Назавтра последовало известие об отступлении и о взятии Картахены, центра кантонализма. Все перевели дух: теперь-то освободители[116] получат подкрепление в виде войск, раньше занимавшихся Бог весть чем. Воображали, какую встречу устроят освободителям, причем воинственное это воображение не знало удержу; заключались пари, что это произойдет еще до февраля. Вообще пари заключались часто, ими измерялась спасительная вера.
Поскольку биржевая игра прекратилась, люди невольно стали делать ставки на будущие события.
Прибывших извне тут же обступали и засыпали вопросами; составлялись расчеты и прогнозы, бились об заклад, где сейчас находится Освободитель: в Бривьеске или в Миранде, на пути к Бильбао. Шутники предлагали нанять воздушный шар и слетать на нем в Сантандер, чтобы поблагодарить укрывшихся там жителей Бильбао, давших своим согражданам совет отправить уполномоченных ко Двору. Освободитель уведомлял, что появится через сутки после того, как на город упадет первая вражеская бомба, и над этим уведомлением тоже немало посмеялись.
«Быть не может!» – воскликнули все, узнав о взятии Португалете. Дон Хуан пришел домой совершенно убитый. Теперь, после того как страж бухты пал, Бильбао окончательно превратился в одинокий, отрезанный от мира островок. Но, оставшись в одиночестве, город воспрял, почувствовал прилив сил, гордо поднял голову. Вперед! Да здравствует свобода! Разоруженные было республиканцы (сброд, по мнению Араны) требовали оружия. Когда все с презрением говорили про Сантандер, торговавшийся с карлистами о сдаче за девяносто тысяч дуро, дон Хуан думал про себя: «Но там есть и наша доля».

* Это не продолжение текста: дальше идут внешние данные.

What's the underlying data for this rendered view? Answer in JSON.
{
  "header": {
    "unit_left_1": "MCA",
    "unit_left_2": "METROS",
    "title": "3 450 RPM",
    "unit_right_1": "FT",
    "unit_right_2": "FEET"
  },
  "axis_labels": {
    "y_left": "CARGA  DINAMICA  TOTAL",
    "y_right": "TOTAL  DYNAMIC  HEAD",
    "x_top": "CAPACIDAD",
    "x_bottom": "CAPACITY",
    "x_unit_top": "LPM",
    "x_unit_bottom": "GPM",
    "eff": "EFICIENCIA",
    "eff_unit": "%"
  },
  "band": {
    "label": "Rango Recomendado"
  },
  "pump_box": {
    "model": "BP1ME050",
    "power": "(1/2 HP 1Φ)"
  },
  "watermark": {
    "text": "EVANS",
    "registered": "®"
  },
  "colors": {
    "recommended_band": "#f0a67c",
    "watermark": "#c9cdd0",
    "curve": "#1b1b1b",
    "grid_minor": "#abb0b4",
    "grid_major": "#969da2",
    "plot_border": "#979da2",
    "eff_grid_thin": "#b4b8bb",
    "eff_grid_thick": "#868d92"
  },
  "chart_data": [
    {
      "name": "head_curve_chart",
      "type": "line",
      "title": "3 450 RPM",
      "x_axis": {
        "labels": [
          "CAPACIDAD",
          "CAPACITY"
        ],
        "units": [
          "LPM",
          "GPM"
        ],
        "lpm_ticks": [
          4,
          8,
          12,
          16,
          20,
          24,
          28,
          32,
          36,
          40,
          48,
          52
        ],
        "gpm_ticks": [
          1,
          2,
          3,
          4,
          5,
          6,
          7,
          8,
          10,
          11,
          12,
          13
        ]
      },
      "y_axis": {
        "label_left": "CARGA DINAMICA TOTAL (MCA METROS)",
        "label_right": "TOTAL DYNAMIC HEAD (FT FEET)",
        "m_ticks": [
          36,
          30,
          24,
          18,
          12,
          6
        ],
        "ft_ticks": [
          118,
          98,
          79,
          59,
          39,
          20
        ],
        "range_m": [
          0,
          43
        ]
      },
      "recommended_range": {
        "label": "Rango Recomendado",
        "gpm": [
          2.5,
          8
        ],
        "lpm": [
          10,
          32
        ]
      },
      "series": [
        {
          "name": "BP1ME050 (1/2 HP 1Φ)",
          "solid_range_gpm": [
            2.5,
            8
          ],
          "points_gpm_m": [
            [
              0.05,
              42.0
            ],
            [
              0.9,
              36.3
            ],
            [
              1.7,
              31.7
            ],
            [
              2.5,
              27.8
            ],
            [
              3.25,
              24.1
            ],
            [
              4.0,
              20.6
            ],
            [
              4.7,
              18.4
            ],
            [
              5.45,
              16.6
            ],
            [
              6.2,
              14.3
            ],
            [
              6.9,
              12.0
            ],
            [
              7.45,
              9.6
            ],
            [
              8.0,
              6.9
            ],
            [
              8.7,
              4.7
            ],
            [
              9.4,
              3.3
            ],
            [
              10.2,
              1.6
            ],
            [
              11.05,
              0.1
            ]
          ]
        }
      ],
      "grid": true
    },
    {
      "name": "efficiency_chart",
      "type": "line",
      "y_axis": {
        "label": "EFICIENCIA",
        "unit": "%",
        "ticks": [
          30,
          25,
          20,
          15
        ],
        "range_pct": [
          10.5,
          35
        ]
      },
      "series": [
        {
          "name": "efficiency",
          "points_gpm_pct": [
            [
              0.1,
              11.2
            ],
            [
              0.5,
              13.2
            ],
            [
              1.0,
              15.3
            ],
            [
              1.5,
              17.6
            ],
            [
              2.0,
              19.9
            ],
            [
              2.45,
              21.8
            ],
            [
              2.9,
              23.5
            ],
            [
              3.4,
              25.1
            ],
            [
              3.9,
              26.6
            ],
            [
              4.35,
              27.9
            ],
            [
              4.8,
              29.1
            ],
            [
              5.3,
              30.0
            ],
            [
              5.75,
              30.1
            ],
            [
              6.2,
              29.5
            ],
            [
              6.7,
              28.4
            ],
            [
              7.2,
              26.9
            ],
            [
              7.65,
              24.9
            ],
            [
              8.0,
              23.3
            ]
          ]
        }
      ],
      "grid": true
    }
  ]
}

В конце января дон Карлос обратился к жителям Бильбао из своей штаб-квартиры с воззванием, в котором говорилось о том, что если их побуждает к сопротивлению память о Семилетней войне, то пусть подумают, что времена изменились; что если тогда на их стороне были стоявшее у входа в бухту войско, иностранные легионы, королева, на которую возлагали надежды еще не до конца разочаровавшиеся, то сейчас во главе их – правительство, не имеющее ни собственного флага, ни поддержки в Европе, порождение заговора, и что они покинуты всеми. Он предупреждал, что в случае сопротивления вся вина за пролитую кровь падет на них. «Да будет так, аминь!» – воскликнул дон Эпифанио.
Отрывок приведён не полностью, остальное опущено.